Подсудимая скамейка
Подсудимая скамейка
Шпионами у нас оказывались только старшие офицеры. Среди солдат шпионов не было, кроме того, которого мы ловили всей школой, да и тот оказался простым дезертиром. А вот насчет стукачей точно сказать не могу, но если они и были, то не представляю даже, какая могла бы быть от них польза тем, кто на их услуги рассчитывал? О политике мы не говорили. Вообще. Анекдотов ни о Ленине, ни о Сталине не рассказывали. Видимо, и потребности не было. Потому стукачей не опасались, но в какое-то время поняли, что один завелся. После того, как командиром роты у нас стал капитан Курасов, сменивший отправленного в СССР майора Догадкина.
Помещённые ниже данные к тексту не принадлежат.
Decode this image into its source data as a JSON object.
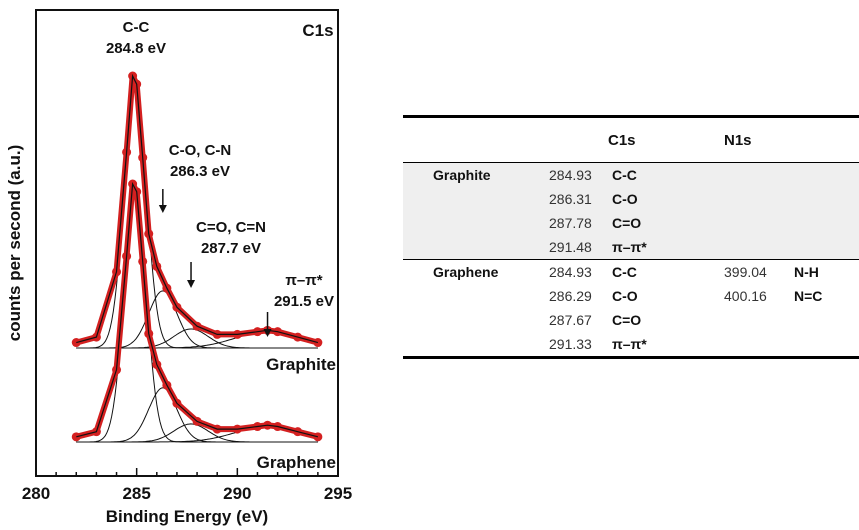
{
  "chart_data": {
    "type": "line",
    "panel_label": "C1s",
    "xlabel": "Binding Energy (eV)",
    "ylabel": "counts per second (a.u.)",
    "xlim": [
      280,
      295
    ],
    "x_ticks": [
      "280",
      "285",
      "290",
      "295"
    ],
    "grid": false,
    "legend": "none",
    "series": [
      {
        "name": "Graphite",
        "x": [
          282,
          283,
          284,
          284.5,
          284.8,
          285,
          285.3,
          285.6,
          286,
          286.5,
          287,
          288,
          289,
          290,
          291,
          291.5,
          292,
          293,
          294
        ],
        "y": [
          0.02,
          0.04,
          0.28,
          0.72,
          1.0,
          0.97,
          0.7,
          0.42,
          0.3,
          0.22,
          0.15,
          0.08,
          0.05,
          0.05,
          0.06,
          0.065,
          0.06,
          0.04,
          0.02
        ]
      },
      {
        "name": "Graphene",
        "x": [
          282,
          283,
          284,
          284.5,
          284.8,
          285,
          285.3,
          285.6,
          286,
          286.5,
          287,
          288,
          289,
          290,
          291,
          291.5,
          292,
          293,
          294
        ],
        "y": [
          0.02,
          0.04,
          0.28,
          0.72,
          1.0,
          0.97,
          0.7,
          0.42,
          0.3,
          0.22,
          0.15,
          0.08,
          0.05,
          0.05,
          0.06,
          0.065,
          0.06,
          0.04,
          0.02
        ]
      }
    ],
    "annotations": [
      {
        "text": [
          "C-C",
          "284.8 eV"
        ],
        "x": 284.8
      },
      {
        "text": [
          "C-O, C-N",
          "286.3 eV"
        ],
        "x": 286.3
      },
      {
        "text": [
          "C=O, C=N",
          "287.7 eV"
        ],
        "x": 287.7
      },
      {
        "text": [
          "π–π*",
          "291.5 eV"
        ],
        "x": 291.5
      }
    ],
    "colors": {
      "data": "#d42020",
      "fit": "#111111"
    }
  },
  "table": {
    "headers": {
      "c1s": "C1s",
      "n1s": "N1s"
    },
    "groups": [
      {
        "material": "Graphite",
        "rows": [
          {
            "c1s_value": "284.93",
            "c1s_assign": "C-C",
            "n1s_value": "",
            "n1s_assign": ""
          },
          {
            "c1s_value": "286.31",
            "c1s_assign": "C-O",
            "n1s_value": "",
            "n1s_assign": ""
          },
          {
            "c1s_value": "287.78",
            "c1s_assign": "C=O",
            "n1s_value": "",
            "n1s_assign": ""
          },
          {
            "c1s_value": "291.48",
            "c1s_assign": "π–π*",
            "n1s_value": "",
            "n1s_assign": ""
          }
        ]
      },
      {
        "material": "Graphene",
        "rows": [
          {
            "c1s_value": "284.93",
            "c1s_assign": "C-C",
            "n1s_value": "399.04",
            "n1s_assign": "N-H"
          },
          {
            "c1s_value": "286.29",
            "c1s_assign": "C-O",
            "n1s_value": "400.16",
            "n1s_assign": "N=C"
          },
          {
            "c1s_value": "287.67",
            "c1s_assign": "C=O",
            "n1s_value": "",
            "n1s_assign": ""
          },
          {
            "c1s_value": "291.33",
            "c1s_assign": "π–π*",
            "n1s_value": "",
            "n1s_assign": ""
          }
        ]
      }
    ]
  }
}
Мы сначала решили, что этот человек прибыл с флота, потому что, проведя первую ознакомительную вечернюю поверку, вместо обыкновенного «Разойдись!» сказал тихо и по-домашнему:
– Разойдись по кубрикам.
Потом выяснилось, что так говорили в каком-то пехотном училище, где он служил прежде.
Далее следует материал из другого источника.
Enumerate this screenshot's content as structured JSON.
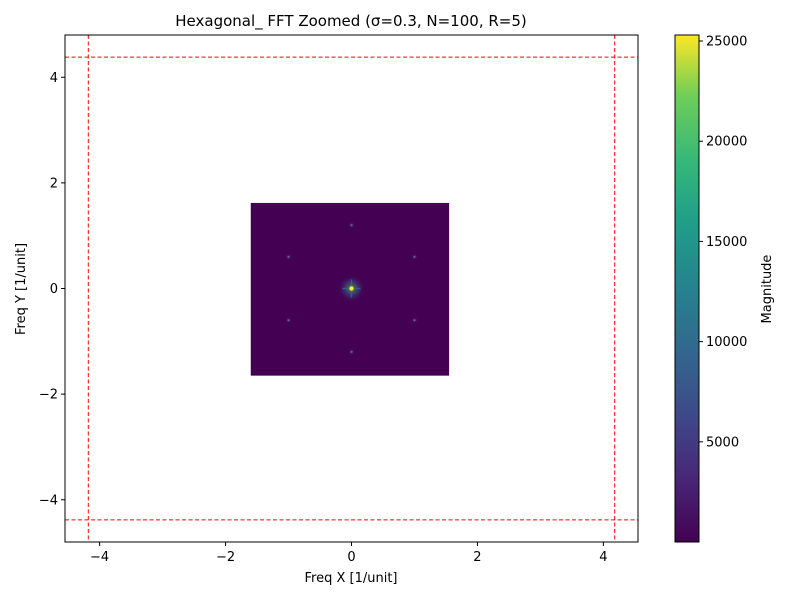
{
  "chart_data": {
    "type": "heatmap",
    "title": "Hexagonal_ FFT Zoomed (σ=0.3, N=100, R=5)",
    "xlabel": "Freq X [1/unit]",
    "ylabel": "Freq Y [1/unit]",
    "colorbar_label": "Magnitude",
    "colormap": "viridis",
    "xlim": [
      -4.55,
      4.55
    ],
    "ylim": [
      -4.8,
      4.8
    ],
    "x_ticks": [
      -4,
      -2,
      0,
      2,
      4
    ],
    "y_ticks": [
      -4,
      -2,
      0,
      2,
      4
    ],
    "x_tick_labels": [
      "−4",
      "−2",
      "0",
      "2",
      "4"
    ],
    "y_tick_labels": [
      "−4",
      "−2",
      "0",
      "2",
      "4"
    ],
    "image_extent": {
      "x": [
        -1.6,
        1.55
      ],
      "y": [
        -1.65,
        1.62
      ]
    },
    "peaks": [
      {
        "x": 0,
        "y": 0,
        "magnitude": 25000
      },
      {
        "x": 0,
        "y": 1.2,
        "magnitude": 1500
      },
      {
        "x": 0,
        "y": -1.2,
        "magnitude": 1500
      },
      {
        "x": 1.0,
        "y": 0.6,
        "magnitude": 1500
      },
      {
        "x": -1.0,
        "y": 0.6,
        "magnitude": 1500
      },
      {
        "x": 1.0,
        "y": -0.6,
        "magnitude": 1500
      },
      {
        "x": -1.0,
        "y": -0.6,
        "magnitude": 1500
      }
    ],
    "reference_lines": {
      "color": "#ff0000",
      "style": "dashed",
      "x": [
        -4.18,
        4.18
      ],
      "y": [
        -4.38,
        4.38
      ]
    },
    "colorbar": {
      "range": [
        0,
        25300
      ],
      "ticks": [
        5000,
        10000,
        15000,
        20000,
        25000
      ],
      "tick_labels": [
        "5000",
        "10000",
        "15000",
        "20000",
        "25000"
      ]
    },
    "grid": false
  }
}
Почему-то нам показалось вначале, что он человек по натуре штатский, но вскоре мы поняли, что ошиблись, и дали ему прозвище Уставник. Уставы, как выяснилось, были его любимым и, вероятно, единственным чтением, он помнил их назубок, знал, под какую ногу надо командовать «Кругом марш!», на каком расстоянии от встречного начальника переходить на строевой шаг, на сколько сантиметров тянуть носок и сколько миллиметров должно быть от левого уха до края пилотки.
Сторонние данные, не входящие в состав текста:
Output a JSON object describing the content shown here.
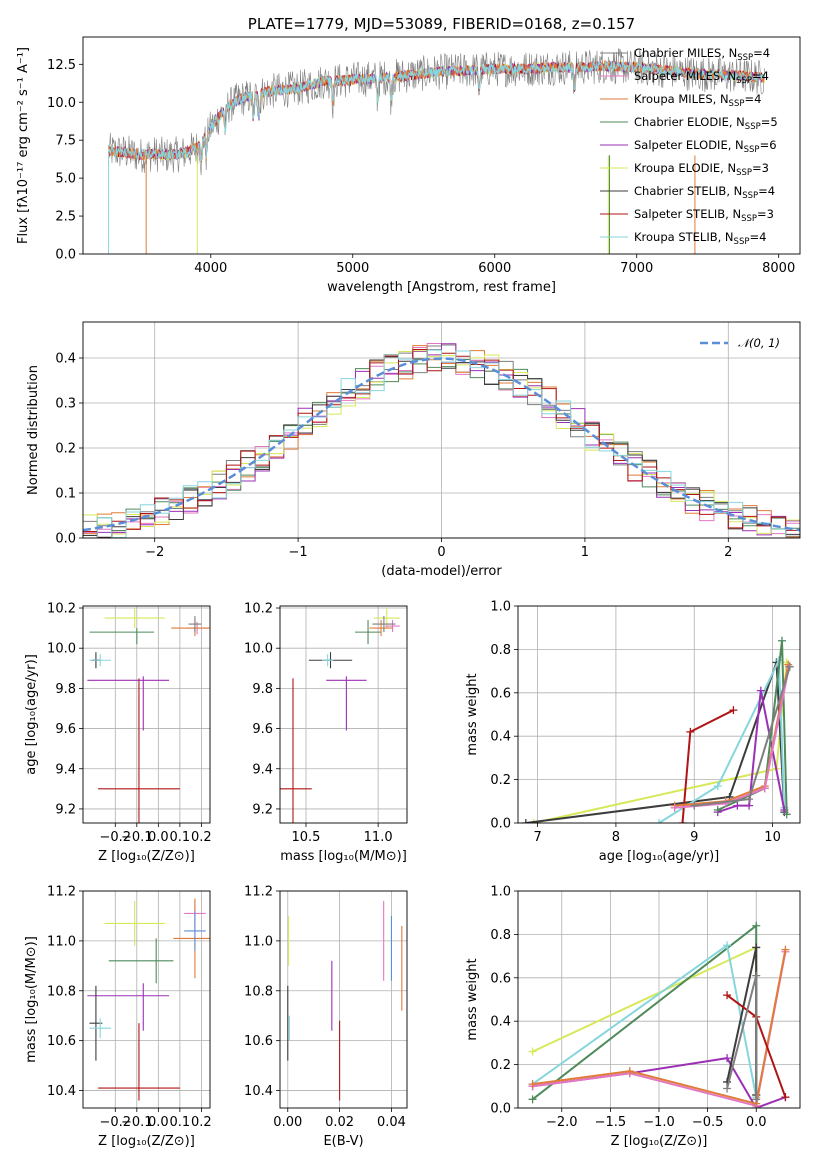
{
  "colors": {
    "Chabrier MILES": "#7f7f7f",
    "Salpeter MILES": "#e377c2",
    "Kroupa MILES": "#e07b39",
    "Chabrier ELODIE": "#4f8a5b",
    "Salpeter ELODIE": "#9b30b5",
    "Kroupa ELODIE": "#d7e85a",
    "Chabrier STELIB": "#3d3d3d",
    "Salpeter STELIB": "#b01515",
    "Kroupa STELIB": "#86d6dd",
    "normal": "#5b8ed8"
  },
  "chart_data": [
    {
      "id": "spectrum",
      "type": "line",
      "title": "PLATE=1779, MJD=53089, FIBERID=0168, z=0.157",
      "xlabel": "wavelength [Angstrom, rest frame]",
      "ylabel": "Flux [fλ10⁻¹⁷ erg cm⁻² s⁻¹ A⁻¹]",
      "xlim": [
        3100,
        8150
      ],
      "ylim": [
        0,
        14.3
      ],
      "xticks": [
        4000,
        5000,
        6000,
        7000,
        8000
      ],
      "yticks": [
        0.0,
        2.5,
        5.0,
        7.5,
        10.0,
        12.5
      ],
      "legend_position": "top-right",
      "legend": [
        {
          "label": "Chabrier MILES, N",
          "sub": "SSP",
          "suffix": "=4"
        },
        {
          "label": "Salpeter MILES, N",
          "sub": "SSP",
          "suffix": "=4"
        },
        {
          "label": "Kroupa MILES, N",
          "sub": "SSP",
          "suffix": "=4"
        },
        {
          "label": "Chabrier ELODIE, N",
          "sub": "SSP",
          "suffix": "=5"
        },
        {
          "label": "Salpeter ELODIE, N",
          "sub": "SSP",
          "suffix": "=6"
        },
        {
          "label": "Kroupa ELODIE, N",
          "sub": "SSP",
          "suffix": "=3"
        },
        {
          "label": "Chabrier STELIB, N",
          "sub": "SSP",
          "suffix": "=4"
        },
        {
          "label": "Salpeter STELIB, N",
          "sub": "SSP",
          "suffix": "=3"
        },
        {
          "label": "Kroupa STELIB, N",
          "sub": "SSP",
          "suffix": "=4"
        }
      ],
      "continuum": {
        "x": [
          3280,
          3400,
          3500,
          3600,
          3700,
          3800,
          3900,
          4000,
          4100,
          4200,
          4300,
          4400,
          4500,
          4600,
          4700,
          4800,
          4900,
          5000,
          5200,
          5400,
          5600,
          5800,
          6000,
          6200,
          6400,
          6600,
          6800,
          7000,
          7200,
          7400,
          7600,
          7800,
          7900
        ],
        "y": [
          6.8,
          6.7,
          6.5,
          6.6,
          6.5,
          6.6,
          7.0,
          8.3,
          9.6,
          10.2,
          10.4,
          10.7,
          10.8,
          10.9,
          11.1,
          11.4,
          11.4,
          11.5,
          11.6,
          11.8,
          12.0,
          12.1,
          12.2,
          12.2,
          12.3,
          12.3,
          12.4,
          12.3,
          12.1,
          11.9,
          11.8,
          11.7,
          11.6
        ]
      },
      "series_order": [
        "Chabrier MILES",
        "Kroupa ELODIE",
        "Salpeter STELIB",
        "Salpeter ELODIE",
        "Kroupa MILES",
        "Kroupa STELIB"
      ]
    },
    {
      "id": "residuals",
      "type": "histogram",
      "xlabel": "(data-model)/error",
      "ylabel": "Normed distribution",
      "xlim": [
        -2.5,
        2.5
      ],
      "ylim": [
        0,
        0.48
      ],
      "xticks": [
        -2,
        -1,
        0,
        1,
        2
      ],
      "yticks": [
        0.0,
        0.1,
        0.2,
        0.3,
        0.4
      ],
      "grid": true,
      "legend_position": "top-right",
      "legend": [
        "𝒩(0, 1)"
      ],
      "bin_width": 0.1,
      "bin_start": -2.5
    },
    {
      "id": "age_vs_Z",
      "type": "errorbar",
      "xlabel": "Z [log₁₀(Z/Z⊙)]",
      "ylabel": "age  [log₁₀(age/yr)]",
      "xlim": [
        -0.35,
        0.24
      ],
      "ylim": [
        9.13,
        10.21
      ],
      "xticks": [
        -0.2,
        -0.1,
        0.0,
        0.1,
        0.2
      ],
      "yticks": [
        9.2,
        9.4,
        9.6,
        9.8,
        10.0,
        10.2
      ],
      "grid": true,
      "points": [
        {
          "model": "Salpeter STELIB",
          "x": -0.09,
          "y": 9.3,
          "xerr": 0.19,
          "yerr": [
            0.18,
            0.55
          ]
        },
        {
          "model": "Salpeter ELODIE",
          "x": -0.07,
          "y": 9.84,
          "xerr": [
            0.26,
            0.12
          ],
          "yerr": [
            0.25,
            0.02
          ]
        },
        {
          "model": "Chabrier ELODIE",
          "x": -0.1,
          "y": 10.08,
          "xerr": [
            0.22,
            0.08
          ],
          "yerr": [
            0.06,
            0.02
          ]
        },
        {
          "model": "Chabrier STELIB",
          "x": -0.29,
          "y": 9.94,
          "xerr": 0.02,
          "yerr": 0.04
        },
        {
          "model": "Kroupa STELIB",
          "x": -0.27,
          "y": 9.94,
          "xerr": 0.05,
          "yerr": 0.03
        },
        {
          "model": "Kroupa ELODIE",
          "x": -0.11,
          "y": 10.15,
          "xerr": 0.14,
          "yerr": 0.05
        },
        {
          "model": "Salpeter MILES",
          "x": 0.18,
          "y": 10.1,
          "xerr": 0.05,
          "yerr": 0.03
        },
        {
          "model": "Kroupa MILES",
          "x": 0.17,
          "y": 10.1,
          "xerr": 0.11,
          "yerr": 0.04
        },
        {
          "model": "Chabrier MILES",
          "x": 0.17,
          "y": 10.12,
          "xerr": 0.03,
          "yerr": 0.04
        }
      ]
    },
    {
      "id": "age_vs_mass",
      "type": "errorbar",
      "xlabel": "mass [log₁₀(M/M⊙)]",
      "ylabel": "",
      "xlim": [
        10.32,
        11.2
      ],
      "ylim": [
        9.13,
        10.21
      ],
      "xticks": [
        10.5,
        11.0
      ],
      "yticks": [
        9.2,
        9.4,
        9.6,
        9.8,
        10.0,
        10.2
      ],
      "grid": true,
      "points": [
        {
          "model": "Salpeter STELIB",
          "x": 10.41,
          "y": 9.3,
          "xerr": 0.13,
          "yerr": [
            0.18,
            0.55
          ]
        },
        {
          "model": "Salpeter ELODIE",
          "x": 10.78,
          "y": 9.84,
          "xerr": 0.14,
          "yerr": [
            0.25,
            0.02
          ]
        },
        {
          "model": "Chabrier STELIB",
          "x": 10.67,
          "y": 9.94,
          "xerr": 0.15,
          "yerr": 0.04
        },
        {
          "model": "Kroupa STELIB",
          "x": 10.65,
          "y": 9.94,
          "xerr": 0.04,
          "yerr": 0.03
        },
        {
          "model": "Chabrier ELODIE",
          "x": 10.93,
          "y": 10.08,
          "xerr": 0.09,
          "yerr": 0.06
        },
        {
          "model": "Kroupa ELODIE",
          "x": 11.06,
          "y": 10.15,
          "xerr": 0.09,
          "yerr": 0.05
        },
        {
          "model": "Salpeter MILES",
          "x": 11.1,
          "y": 10.11,
          "xerr": 0.05,
          "yerr": 0.03
        },
        {
          "model": "Kroupa MILES",
          "x": 11.02,
          "y": 10.1,
          "xerr": 0.08,
          "yerr": 0.04
        },
        {
          "model": "Chabrier MILES",
          "x": 11.04,
          "y": 10.12,
          "xerr": 0.08,
          "yerr": 0.04
        }
      ]
    },
    {
      "id": "weight_vs_age",
      "type": "line",
      "xlabel": "age  [log₁₀(age/yr)]",
      "ylabel": "mass weight",
      "xlim": [
        6.75,
        10.35
      ],
      "ylim": [
        0,
        1.0
      ],
      "xticks": [
        7,
        8,
        9,
        10
      ],
      "yticks": [
        0.0,
        0.2,
        0.4,
        0.6,
        0.8,
        1.0
      ],
      "grid": true,
      "series": [
        {
          "model": "Kroupa ELODIE",
          "x": [
            6.95,
            10.05,
            10.18
          ],
          "y": [
            0.0,
            0.25,
            0.74
          ]
        },
        {
          "model": "Chabrier STELIB",
          "x": [
            6.85,
            9.45,
            10.05,
            10.15
          ],
          "y": [
            0.0,
            0.12,
            0.74,
            0.05
          ]
        },
        {
          "model": "Kroupa STELIB",
          "x": [
            8.55,
            9.3,
            10.08,
            10.15
          ],
          "y": [
            0.0,
            0.17,
            0.75,
            0.07
          ]
        },
        {
          "model": "Salpeter ELODIE",
          "x": [
            9.3,
            9.55,
            9.7,
            9.85,
            10.15
          ],
          "y": [
            0.05,
            0.08,
            0.08,
            0.61,
            0.06
          ]
        },
        {
          "model": "Chabrier ELODIE",
          "x": [
            9.3,
            9.9,
            10.12,
            10.18
          ],
          "y": [
            0.06,
            0.16,
            0.84,
            0.04
          ]
        },
        {
          "model": "Salpeter STELIB",
          "x": [
            8.85,
            8.95,
            9.5
          ],
          "y": [
            0.0,
            0.42,
            0.52
          ]
        },
        {
          "model": "Kroupa MILES",
          "x": [
            8.75,
            9.4,
            9.9,
            10.2
          ],
          "y": [
            0.08,
            0.1,
            0.17,
            0.73
          ]
        },
        {
          "model": "Salpeter MILES",
          "x": [
            8.75,
            9.4,
            9.9,
            10.21
          ],
          "y": [
            0.07,
            0.09,
            0.16,
            0.72
          ]
        },
        {
          "model": "Chabrier MILES",
          "x": [
            9.0,
            9.7,
            10.22
          ],
          "y": [
            0.08,
            0.11,
            0.72
          ]
        }
      ]
    },
    {
      "id": "mass_vs_Z",
      "type": "errorbar",
      "xlabel": "Z [log₁₀(Z/Z⊙)]",
      "ylabel": "mass [log₁₀(M/M⊙)]",
      "xlim": [
        -0.35,
        0.24
      ],
      "ylim": [
        10.33,
        11.2
      ],
      "xticks": [
        -0.2,
        -0.1,
        0.0,
        0.1,
        0.2
      ],
      "yticks": [
        10.4,
        10.6,
        10.8,
        11.0,
        11.2
      ],
      "grid": true,
      "points": [
        {
          "model": "Salpeter STELIB",
          "x": -0.09,
          "y": 10.41,
          "xerr": 0.19,
          "yerr": [
            0.05,
            0.26
          ]
        },
        {
          "model": "Salpeter ELODIE",
          "x": -0.07,
          "y": 10.78,
          "xerr": [
            0.26,
            0.12
          ],
          "yerr": [
            0.14,
            0.05
          ]
        },
        {
          "model": "Chabrier STELIB",
          "x": -0.29,
          "y": 10.67,
          "xerr": 0.03,
          "yerr": 0.15
        },
        {
          "model": "Kroupa STELIB",
          "x": -0.27,
          "y": 10.65,
          "xerr": 0.05,
          "yerr": 0.04
        },
        {
          "model": "Chabrier ELODIE",
          "x": -0.01,
          "y": 10.92,
          "xerr": [
            0.22,
            0.08
          ],
          "yerr": 0.09
        },
        {
          "model": "Kroupa ELODIE",
          "x": -0.11,
          "y": 11.07,
          "xerr": 0.14,
          "yerr": 0.09
        },
        {
          "model": "Salpeter MILES",
          "x": 0.17,
          "y": 11.11,
          "xerr": 0.05,
          "yerr": 0.05
        },
        {
          "model": "Kroupa MILES",
          "x": 0.17,
          "y": 11.01,
          "xerr": 0.1,
          "yerr": 0.16
        },
        {
          "model": "normal",
          "x": 0.17,
          "y": 11.04,
          "xerr": 0.05,
          "yerr": 0.08
        }
      ]
    },
    {
      "id": "mass_vs_ebv",
      "type": "errorbar",
      "xlabel": "E(B-V)",
      "ylabel": "",
      "xlim": [
        -0.003,
        0.046
      ],
      "ylim": [
        10.33,
        11.2
      ],
      "xticks": [
        0.0,
        0.02,
        0.04
      ],
      "yticks": [
        10.4,
        10.6,
        10.8,
        11.0,
        11.2
      ],
      "grid": true,
      "points": [
        {
          "model": "Chabrier STELIB",
          "x": 0.0,
          "y": 10.67,
          "xerr": 0,
          "yerr": 0.15
        },
        {
          "model": "Kroupa ELODIE",
          "x": 0.0003,
          "y": 11.0,
          "xerr": 0,
          "yerr": 0.1
        },
        {
          "model": "Kroupa STELIB",
          "x": 0.0006,
          "y": 10.65,
          "xerr": 0,
          "yerr": 0.05
        },
        {
          "model": "Salpeter ELODIE",
          "x": 0.017,
          "y": 10.78,
          "xerr": 0,
          "yerr": 0.14
        },
        {
          "model": "Salpeter STELIB",
          "x": 0.02,
          "y": 10.41,
          "xerr": 0,
          "yerr": [
            0.05,
            0.27
          ]
        },
        {
          "model": "Salpeter MILES",
          "x": 0.037,
          "y": 11.0,
          "xerr": 0,
          "yerr": 0.16
        },
        {
          "model": "normal",
          "x": 0.04,
          "y": 10.97,
          "xerr": 0,
          "yerr": 0.13
        },
        {
          "model": "Kroupa MILES",
          "x": 0.044,
          "y": 10.89,
          "xerr": 0,
          "yerr": 0.17
        }
      ]
    },
    {
      "id": "weight_vs_Z",
      "type": "line",
      "xlabel": "Z [log₁₀(Z/Z⊙)]",
      "ylabel": "mass weight",
      "xlim": [
        -2.45,
        0.45
      ],
      "ylim": [
        0,
        1.0
      ],
      "xticks": [
        -2.0,
        -1.5,
        -1.0,
        -0.5,
        0.0
      ],
      "yticks": [
        0.0,
        0.2,
        0.4,
        0.6,
        0.8,
        1.0
      ],
      "grid": true,
      "series": [
        {
          "model": "Kroupa ELODIE",
          "x": [
            -2.3,
            0.0,
            0.0
          ],
          "y": [
            0.26,
            0.74,
            0.05
          ]
        },
        {
          "model": "Chabrier ELODIE",
          "x": [
            -2.3,
            0.0,
            0.0
          ],
          "y": [
            0.04,
            0.84,
            0.06
          ]
        },
        {
          "model": "Salpeter ELODIE",
          "x": [
            -2.3,
            -1.3,
            -0.3,
            0.0,
            0.3
          ],
          "y": [
            0.1,
            0.16,
            0.23,
            0.0,
            0.05
          ]
        },
        {
          "model": "Kroupa STELIB",
          "x": [
            -2.3,
            -0.3,
            0.0,
            0.0
          ],
          "y": [
            0.11,
            0.75,
            0.05,
            0.0
          ]
        },
        {
          "model": "Chabrier STELIB",
          "x": [
            -0.3,
            0.0,
            0.0
          ],
          "y": [
            0.12,
            0.74,
            0.06
          ]
        },
        {
          "model": "Salpeter MILES",
          "x": [
            -2.3,
            -1.3,
            0.0,
            0.3
          ],
          "y": [
            0.1,
            0.16,
            0.01,
            0.72
          ]
        },
        {
          "model": "Kroupa MILES",
          "x": [
            -2.3,
            -1.3,
            0.0,
            0.3
          ],
          "y": [
            0.11,
            0.17,
            0.02,
            0.73
          ]
        },
        {
          "model": "Salpeter STELIB",
          "x": [
            -0.3,
            0.0,
            0.3
          ],
          "y": [
            0.52,
            0.42,
            0.05
          ]
        },
        {
          "model": "Chabrier MILES",
          "x": [
            -0.3,
            0.0,
            0.0
          ],
          "y": [
            0.09,
            0.61,
            0.04
          ]
        }
      ]
    }
  ]
}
Вдалбливая нам эти премудрости, он, кажется, искренне наслаждался их внутренним смыслом.
В один из первых дней знакомства, проведя с нами урок строевой подготовки, он объявил:
– Товарищи курсанты, учтите, вас всех ждет подсудимая скамейка.
Мы сначала даже опешили, потому что, как нам казалось, ничего плохого не делали, не считая мелких нарушений дисциплины вроде поминавшегося мною хождения без строя. Но потом мы и к этой его фразе привыкли.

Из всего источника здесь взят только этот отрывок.